‘Tape & Float: Kurt Mueller and Rebecca Ward’
With its second exhibit, The Donkey Show moves away from the spectacular toward something a little closer to home, or at least to Home Depot: Rebecca Ward works with masking tape, and Kurt Mueller's supplies are straight from the paint aisles
Reviewed by Nikki Moore, Fri., July 14, 2006
"Tape & Float: Kurt Mueller and Rebecca Ward"
The Donkey Show, through July 30
The Donkey Show's second act moves away from the spectacular toward something a little closer to home, or at least closer to Home Depot. As Ward works with masking tape, Mueller's supplies are straight from the paint aisles and include cans of wall texture, various colors of spray paint, and even a group of home-fragrance sprays attached to separate soccer balls, which are rolled around to create a theoretically enterable 3-D landscape. The scale of this artificial landscape (and the rhetoric surrounding its description) flexes between human and imaginatively atomic. Somewhere in the midst of all the taping and floating, however, Ward and Mueller have entered a space whose walls and foundations seem as if they will never set or harden. In all the best ways, they are part of the Bob Vila/HGTV phenomenon, i.e., a group of do-it-yourself creators, even if they aren't fully comfortable with that stance.
And who can really blame them? Following on the tails (tales) of a modern art and architecture that believed it could rebuild and repaint the world into a utopia for all, the post-war 1960s and Seventies saw the demolition of those hopes in the logic of science. Naturally, humanity began questioning its own capabilities, motives, and "creative" potential back when Hitler, Hiroshima, and Vietnam danced across the headlines. As we began to wonder what logic, rationality, and all of the Cartesian constructs we'd come to value were really leading toward, even the simple acts of building homes and painting canvas seemed somehow complicit. So what next? Deconstruction replaced construction and post-structuralism came in to sweep away structuralist ideals, and we were left with an artistic, architectural, and intellectual vacuum that made production of any kind out to be a sort of coalescence. Until, like every good homemaker does after a storm, we decided to forget the violence and begin picking up the pieces and rebuilding on our own.

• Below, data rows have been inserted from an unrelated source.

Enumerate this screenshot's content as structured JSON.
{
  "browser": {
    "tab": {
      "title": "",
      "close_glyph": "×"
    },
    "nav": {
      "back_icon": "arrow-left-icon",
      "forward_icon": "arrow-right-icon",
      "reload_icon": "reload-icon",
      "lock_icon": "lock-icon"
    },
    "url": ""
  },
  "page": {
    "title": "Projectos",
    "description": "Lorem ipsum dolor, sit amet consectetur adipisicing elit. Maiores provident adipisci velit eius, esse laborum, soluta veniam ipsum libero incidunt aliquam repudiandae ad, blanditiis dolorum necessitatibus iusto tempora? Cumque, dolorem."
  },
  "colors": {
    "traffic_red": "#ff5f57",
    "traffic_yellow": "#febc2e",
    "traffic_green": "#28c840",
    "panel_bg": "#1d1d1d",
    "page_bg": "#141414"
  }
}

If we couldn't trust the government, if we couldn't trust corporations, well then, we'd just have to trust ourselves, and thank heavens for Home Depot and three-step home renovation books. As popular lingo shifted its focus from the inherently suspect ideas of "outcome" to the safe, retractable, and experimental jargon of "process," everything from home repair to child psychology fell under its guise. While financial markets moved in to make the whole "process" easier, with a good self-help book in hand say, Process for Dummies now everyone can help their child through those nasty teenage years, everyone can tile a bathroom and, by God, everyone can tape and float.
So in terms of the Donkey Show, does this mean that Ward and Mueller are boons of the HGTV market? Hardly. Ward's tape creations are patient, formal works of beauty that use texture, light, and contour to rethink architectural space. Mueller is playing with harder hitters and greater responsibility as he thinks through what landscape means, is, and does in that all-American-boy way, with soccer balls and spatial geometries in tow. The point is simply that taping and floating never happen in a void: There is a lot of space out there to consider when thinking about building of any kind.